Women who have a history of having a child with GBS infection will not be required to be tested because they will receive prenatal antibiotic treatment regardless of the outcome of the monitoring. Also, pregnant women who have urinary tract contaminated with hemolytic streptococcus should not be tested as they will also receive mandatory antibiotic treatment.
Pregnant women with group B streptococcus, those with urinary hemolytic streptococcus and pregnant women with a child with neonatal GBS infection will receive antibiotic injection throughout labor to reduce the risk of bacterial transmission at newborn.

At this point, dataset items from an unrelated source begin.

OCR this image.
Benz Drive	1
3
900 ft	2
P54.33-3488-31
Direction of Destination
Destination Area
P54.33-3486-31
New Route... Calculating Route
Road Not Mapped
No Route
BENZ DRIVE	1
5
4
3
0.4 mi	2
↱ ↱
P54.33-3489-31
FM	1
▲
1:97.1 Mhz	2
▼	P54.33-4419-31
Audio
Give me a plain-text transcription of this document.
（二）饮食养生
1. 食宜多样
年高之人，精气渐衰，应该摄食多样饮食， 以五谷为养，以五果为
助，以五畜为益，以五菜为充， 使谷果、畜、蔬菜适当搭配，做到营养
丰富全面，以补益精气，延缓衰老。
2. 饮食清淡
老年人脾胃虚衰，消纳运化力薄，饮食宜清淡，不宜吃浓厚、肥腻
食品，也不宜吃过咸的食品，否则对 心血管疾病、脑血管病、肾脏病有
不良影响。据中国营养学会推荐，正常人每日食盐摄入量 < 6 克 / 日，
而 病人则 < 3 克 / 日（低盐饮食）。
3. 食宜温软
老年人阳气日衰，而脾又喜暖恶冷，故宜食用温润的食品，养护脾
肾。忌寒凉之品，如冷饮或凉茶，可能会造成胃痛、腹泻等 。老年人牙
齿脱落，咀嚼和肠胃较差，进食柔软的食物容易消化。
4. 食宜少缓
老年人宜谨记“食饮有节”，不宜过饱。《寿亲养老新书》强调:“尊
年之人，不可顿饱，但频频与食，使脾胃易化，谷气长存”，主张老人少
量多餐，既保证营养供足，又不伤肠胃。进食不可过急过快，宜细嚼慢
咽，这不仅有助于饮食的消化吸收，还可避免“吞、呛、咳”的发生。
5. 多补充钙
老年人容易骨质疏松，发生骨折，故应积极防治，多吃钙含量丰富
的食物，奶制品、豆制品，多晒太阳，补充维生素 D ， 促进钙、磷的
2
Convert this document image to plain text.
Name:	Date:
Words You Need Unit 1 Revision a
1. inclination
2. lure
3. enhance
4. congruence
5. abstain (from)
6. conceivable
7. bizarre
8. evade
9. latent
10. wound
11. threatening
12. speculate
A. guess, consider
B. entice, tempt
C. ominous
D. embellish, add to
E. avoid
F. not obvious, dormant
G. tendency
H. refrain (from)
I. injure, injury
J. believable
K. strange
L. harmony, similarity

Screening for hemolytic streptococcus B in pregnant women


Is screening of all pregnancies necessary for hemolytic streptococcus B?
Most obstetricians, neonatologists and pediatricians recommend screening all pregnant women for group B streptococcus between weeks 35-37 of pregnancy.
Even if the gynecologist does not recommend testing, the pregnant woman should know the risks of hemolytic streptococcal infection in the child and request the test.
Testing for GBS is only performed at the end of pregnancy, because the bacterium may be absent in the first months of pregnancy and reappear at the end of pregnancy. Most importantly, it is absent at birth, when it can be transmitted to the newborn.

So the screening is done 2-3 weeks before the time of birth.
Testing is required for every woman's pregnancy, even if testing at a previous pregnancy was negative. Treatment of group B streptococcus in a pregnancy does not guarantee its absence in a subsequent pregnancy, which is why it is necessary to test the same woman for each pregnancy.
Women who have a history of having a child with GBS infection will not be required to be tested because they will receive prenatal antibiotic treatment regardless of the screening result. Also, pregnant women who have urine contaminated with hemolytic streptococcus should not be tested as they will also receive mandatory antibiotic treatment.
Pregnant women with group B streptococcus, those with hemolytic beta streptococcus and pregnant women with a child with neonatal GBS infection will receive antibiotic (infusion) treatment throughout labor to reduce the risk transmission of the bacterium to the newborn.

Testing for group B streptococcus


The test for group B streptococcus that is performed between weeks 35-37 of pregnancy, consists in fact collecting the vaginal secretion by the gynecologist, so that it can be analyzed in the laboratory.
Harvesting of the secretion is not painful and is performed with a sterile instrument or tampon to avoid contamination of the sample. The collected sample is sown on a culture medium, the final result being available in 2-3 days.